Yakima Police Asking for New Crime Fighting Tools
Fighting crime. That's the job of the Yakima Police Department. Yakima City Council members heard from the department on Tuesday during a discussion about ways to fight growing crime in the city. The department asked the city and city officials agreed to hire two crime analysts and invest in technology to battle the local crime wave. Capt. Jay Seely says the department hasn't had an analyst on staff for the last 5 months because the person left for a job with the federal government. Seely says the analysts provide valuable information to officers on the streets. Seely says because the city is short on the number of officers needed the department must maximize the work of all officers. He says the analysts can reveal information to find the best areas to send officers at certain times and dates. Analysts can view crime statistics and give direction to where officers should be sent to be the most effective.
The city on Tuesday also agreed to purchase of 15 special cameras to be mounted at the entrances to the city to find wanted criminals. They're called Vigilant Automatic License Plate Recognition cameras and the software associated with these cameras will provide information to detectives and patrol quickly and efficiently. A memo to the city from the department says "ten of the cameras will be permanently placed at the entry points of the City of Yakima. An additional five (5) quick deploy solar cameras would be utilized in high crime areas and can quickly be moved to another location at a moment's notice." The cameras were requested by police to "improve the ability to investigate violent crime and gang violence."
The information gleaned from a license plate provides a photo of the vehicle, geographical information, and date and time.
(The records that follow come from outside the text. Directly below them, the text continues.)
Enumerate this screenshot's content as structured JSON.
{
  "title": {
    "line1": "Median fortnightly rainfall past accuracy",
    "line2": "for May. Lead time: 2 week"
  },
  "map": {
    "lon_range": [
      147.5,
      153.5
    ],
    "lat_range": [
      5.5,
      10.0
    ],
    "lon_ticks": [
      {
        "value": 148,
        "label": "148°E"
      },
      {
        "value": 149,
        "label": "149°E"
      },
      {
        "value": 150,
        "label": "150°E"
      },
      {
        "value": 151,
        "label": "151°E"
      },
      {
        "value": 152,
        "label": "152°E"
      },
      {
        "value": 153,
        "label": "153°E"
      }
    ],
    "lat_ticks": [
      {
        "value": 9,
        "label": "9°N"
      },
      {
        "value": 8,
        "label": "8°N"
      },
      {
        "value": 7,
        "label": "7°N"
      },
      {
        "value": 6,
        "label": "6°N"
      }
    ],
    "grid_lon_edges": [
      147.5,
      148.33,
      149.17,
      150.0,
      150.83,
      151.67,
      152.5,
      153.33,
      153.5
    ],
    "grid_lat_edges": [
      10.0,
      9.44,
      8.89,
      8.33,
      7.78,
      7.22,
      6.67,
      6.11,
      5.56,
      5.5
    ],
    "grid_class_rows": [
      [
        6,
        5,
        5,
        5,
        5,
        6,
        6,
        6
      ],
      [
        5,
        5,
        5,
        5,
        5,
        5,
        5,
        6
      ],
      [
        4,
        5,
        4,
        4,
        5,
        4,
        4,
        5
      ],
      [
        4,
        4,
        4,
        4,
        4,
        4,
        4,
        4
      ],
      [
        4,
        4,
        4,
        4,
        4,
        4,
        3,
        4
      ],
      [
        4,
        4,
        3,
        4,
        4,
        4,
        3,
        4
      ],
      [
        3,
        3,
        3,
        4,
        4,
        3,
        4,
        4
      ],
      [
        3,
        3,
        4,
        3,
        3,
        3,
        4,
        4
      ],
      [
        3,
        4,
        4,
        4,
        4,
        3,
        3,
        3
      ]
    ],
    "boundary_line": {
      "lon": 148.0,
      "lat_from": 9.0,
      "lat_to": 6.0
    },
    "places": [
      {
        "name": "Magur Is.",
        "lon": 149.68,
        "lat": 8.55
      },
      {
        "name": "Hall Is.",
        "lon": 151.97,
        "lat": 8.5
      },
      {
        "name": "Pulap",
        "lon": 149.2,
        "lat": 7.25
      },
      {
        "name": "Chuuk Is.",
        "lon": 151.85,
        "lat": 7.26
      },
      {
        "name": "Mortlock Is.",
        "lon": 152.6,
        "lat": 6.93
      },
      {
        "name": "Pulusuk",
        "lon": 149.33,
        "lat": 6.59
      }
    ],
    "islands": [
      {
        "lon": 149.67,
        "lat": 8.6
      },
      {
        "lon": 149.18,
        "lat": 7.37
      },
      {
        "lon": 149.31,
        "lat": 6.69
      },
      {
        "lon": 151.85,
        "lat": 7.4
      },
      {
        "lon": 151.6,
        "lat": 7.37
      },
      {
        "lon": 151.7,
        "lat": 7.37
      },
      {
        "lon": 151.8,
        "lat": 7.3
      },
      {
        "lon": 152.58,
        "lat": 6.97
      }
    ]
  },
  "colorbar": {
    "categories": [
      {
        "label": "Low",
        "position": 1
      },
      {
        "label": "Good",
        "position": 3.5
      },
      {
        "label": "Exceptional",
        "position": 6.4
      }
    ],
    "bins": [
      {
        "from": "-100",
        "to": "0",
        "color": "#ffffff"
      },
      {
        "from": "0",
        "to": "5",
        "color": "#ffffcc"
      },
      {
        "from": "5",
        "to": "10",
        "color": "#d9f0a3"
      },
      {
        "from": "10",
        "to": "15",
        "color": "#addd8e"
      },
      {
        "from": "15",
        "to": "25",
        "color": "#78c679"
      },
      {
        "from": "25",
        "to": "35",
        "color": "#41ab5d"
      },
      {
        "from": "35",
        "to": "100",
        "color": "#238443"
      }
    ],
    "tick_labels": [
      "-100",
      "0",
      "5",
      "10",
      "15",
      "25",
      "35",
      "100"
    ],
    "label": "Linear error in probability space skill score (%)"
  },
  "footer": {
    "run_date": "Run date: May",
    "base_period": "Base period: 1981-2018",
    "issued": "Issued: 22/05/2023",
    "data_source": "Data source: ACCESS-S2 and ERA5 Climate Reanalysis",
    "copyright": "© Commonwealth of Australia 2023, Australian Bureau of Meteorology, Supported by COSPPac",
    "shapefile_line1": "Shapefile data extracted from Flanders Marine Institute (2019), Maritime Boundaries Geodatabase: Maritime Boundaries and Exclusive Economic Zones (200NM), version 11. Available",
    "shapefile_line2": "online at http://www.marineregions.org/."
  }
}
According to a study by the International Association of Chiefs of Police in September of 2012, “ALPR technology is a significant tool in the arsenal of law enforcement and public safety agencies. It automates a tedious, distracting, and manual process that officers regularly complete in their daily operations, and vastly improves their efficiency and effectiveness in identifying vehicles of interest."
The $110,000 cost and the cost of crime analysts will be funded through city general fund savings.
The Yakima City Council called for the investments in the crime fighting tools on Tuesday.